If mining companies had been dismissing illegal mining as a fleeting phenomenon, recent developments should compel them to reassess their stance. This is because of a steep rise in illegal mining activities, on both disused and operating mines, in Africa, as the Institute of Security Studies (ISS) observes in its Fact sheet on illegal mining. In particular, in South Africa, the situation has reached crisis proportions, judging from developments that have unfolded recently.
The risk which mines face is two-fold: first, danger to employees and, second, theft, loss or damage of their assets.
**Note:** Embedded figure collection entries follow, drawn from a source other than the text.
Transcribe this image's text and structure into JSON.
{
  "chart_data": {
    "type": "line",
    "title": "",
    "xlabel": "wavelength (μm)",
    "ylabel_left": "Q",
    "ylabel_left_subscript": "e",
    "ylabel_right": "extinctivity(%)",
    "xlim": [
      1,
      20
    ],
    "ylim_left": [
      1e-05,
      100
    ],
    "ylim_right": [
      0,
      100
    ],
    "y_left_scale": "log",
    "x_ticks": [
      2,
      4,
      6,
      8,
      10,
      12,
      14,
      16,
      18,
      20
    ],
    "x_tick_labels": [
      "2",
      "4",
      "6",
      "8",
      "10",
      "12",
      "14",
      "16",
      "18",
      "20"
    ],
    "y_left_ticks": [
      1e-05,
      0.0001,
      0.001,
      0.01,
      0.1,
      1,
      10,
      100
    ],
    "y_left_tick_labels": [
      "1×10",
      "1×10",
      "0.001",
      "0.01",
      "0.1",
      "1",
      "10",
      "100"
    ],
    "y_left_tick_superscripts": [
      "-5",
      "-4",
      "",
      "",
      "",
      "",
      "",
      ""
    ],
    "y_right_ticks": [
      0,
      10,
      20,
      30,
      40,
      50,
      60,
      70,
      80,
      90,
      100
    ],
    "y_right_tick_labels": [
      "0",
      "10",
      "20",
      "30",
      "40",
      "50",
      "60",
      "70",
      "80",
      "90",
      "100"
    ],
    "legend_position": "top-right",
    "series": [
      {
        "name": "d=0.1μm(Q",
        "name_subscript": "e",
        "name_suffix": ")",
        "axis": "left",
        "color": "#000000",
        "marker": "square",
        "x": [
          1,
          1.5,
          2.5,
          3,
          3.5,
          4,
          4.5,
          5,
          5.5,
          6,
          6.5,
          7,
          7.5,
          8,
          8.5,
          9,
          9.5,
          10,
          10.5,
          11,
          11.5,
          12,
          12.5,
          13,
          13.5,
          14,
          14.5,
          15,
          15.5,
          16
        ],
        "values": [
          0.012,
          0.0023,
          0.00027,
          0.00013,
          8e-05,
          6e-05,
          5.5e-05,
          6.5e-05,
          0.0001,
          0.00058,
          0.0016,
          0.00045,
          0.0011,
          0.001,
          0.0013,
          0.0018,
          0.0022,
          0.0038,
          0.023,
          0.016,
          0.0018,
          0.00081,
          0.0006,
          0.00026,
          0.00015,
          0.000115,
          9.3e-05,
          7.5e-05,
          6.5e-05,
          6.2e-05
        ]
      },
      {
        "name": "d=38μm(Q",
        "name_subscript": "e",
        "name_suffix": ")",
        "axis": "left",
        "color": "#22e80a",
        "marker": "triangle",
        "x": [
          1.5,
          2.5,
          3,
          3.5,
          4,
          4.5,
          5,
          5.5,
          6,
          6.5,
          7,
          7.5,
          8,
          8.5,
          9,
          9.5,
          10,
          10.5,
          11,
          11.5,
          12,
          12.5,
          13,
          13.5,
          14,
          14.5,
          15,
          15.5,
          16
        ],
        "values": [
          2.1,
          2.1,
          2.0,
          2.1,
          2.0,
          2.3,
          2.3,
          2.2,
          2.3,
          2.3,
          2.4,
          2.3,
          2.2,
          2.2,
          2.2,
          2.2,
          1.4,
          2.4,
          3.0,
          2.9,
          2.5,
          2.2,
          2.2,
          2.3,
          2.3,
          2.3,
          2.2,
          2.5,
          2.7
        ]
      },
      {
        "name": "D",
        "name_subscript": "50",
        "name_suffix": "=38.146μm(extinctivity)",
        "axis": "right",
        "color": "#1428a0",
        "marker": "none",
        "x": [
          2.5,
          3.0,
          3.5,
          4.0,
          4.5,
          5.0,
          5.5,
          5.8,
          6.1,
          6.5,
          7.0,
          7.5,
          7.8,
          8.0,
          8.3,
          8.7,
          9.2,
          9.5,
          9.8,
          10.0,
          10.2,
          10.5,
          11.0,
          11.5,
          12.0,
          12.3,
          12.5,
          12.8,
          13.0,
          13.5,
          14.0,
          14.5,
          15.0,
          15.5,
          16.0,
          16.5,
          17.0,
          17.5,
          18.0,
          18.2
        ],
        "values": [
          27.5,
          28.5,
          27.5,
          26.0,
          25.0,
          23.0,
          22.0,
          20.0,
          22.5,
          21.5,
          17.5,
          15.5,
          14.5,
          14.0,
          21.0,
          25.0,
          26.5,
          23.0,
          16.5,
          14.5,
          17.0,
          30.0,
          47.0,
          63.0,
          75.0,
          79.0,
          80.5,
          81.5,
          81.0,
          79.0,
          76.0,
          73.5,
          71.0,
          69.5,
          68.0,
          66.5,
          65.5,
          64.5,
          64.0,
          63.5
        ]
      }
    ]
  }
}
What should be of great concern to mines is that, increasingly, illegal mining is becoming more militarised, as reports of escalating outbreaks of violence between members of rival groups fighting for control over an area in South Africa demonstrate. And so, mining companies should be wary of dealing with illegal miners who are prepared to use dangerous weapons to pilfer their assets. These illegal miners can easily take advantage of vulnerable miners.
According to the According to According to the Chamber of Mines of South Africa, illegal mining accounts for between 5% and 10% of yearly South African mining production. Clearly, this accounts for a huge loss of income to mine operators. In 2013, illegal miners made $5bn out of gold mining and $4bn out of Platinum Group Metals (PGM). With recent incidents that have been reported, a good guess is that recent statistics can reveal an astronomical rise.
The Institute of Security Studies (ISS) notes in its Fact sheet on illegal mining: “The growth in illegal mining, which is now happening on a large scale nationally, could be attributed to the combination of a difficult socioeconomic climate and limited resources at the disposal of law enforcement agencies, such as police, immigration, border controls and prosecuting authorities.”
The burden on mines
Nevertheless, whether law enforcement agencies play their respective roles effectively or not, entirely, the buck stops with mining companies, as their assets are the ones that are vulnerable. One of the methods mines can consider is using physical perimeter barriers.
Physical perimeter barriers
When it comes for physical perimeter barriers, mines have a host of solutions for various applications at their fingertips, thanks to new innovations. Typically, physical perimeter barriers and fences comprise the following: sliding gates, boom gates, security fencing, bollards, turnstiles, road blockers, razor mesh and wall spikes.
Requisite product features
Intruders, two steps ahead of their targets, normally do done their homework thoroughly before striking. So, it is one thing to have a security barrier, and totally another to have an effective security barrier. Thus the most important feature of security barriers is the ability to withstand heavy crashing.
The best products are the one that have undergone vigorous testing and are certified that they can withstand crashing under extreme conditions. In addition, they should have quality operational and safety features.
Dust, heat and harsh elements associated with mining can speed up wear and tear. Therefore, physical barriers should have high resistance to corrosive substances.
Of course, mining companies should not be left to their own devices after installation of perimeter security barriers. Failure may leave their assets vulnerable. For this reason, managing the ongoing maintenance is central.
What’s best for us?
The main determining factors in the selection of physical perimeter barriers are the perceived magnitude of risk and the environmental needs. This would define how products fit the bill.
Thanks to advances in information technology, physical perimeter barriers can be integrated with staff/ contractors identity management system, perimeter intrusion detection, CCTV surveillance and monitoring, vehicle license recognition, personnel body scanners, vehicle scanners, explosive detection as well as thermal imaging cameras.
All told, the least mines would loath to experience is disruptions to their operations, due to manageable security lapses, as they are progressively ramping up production.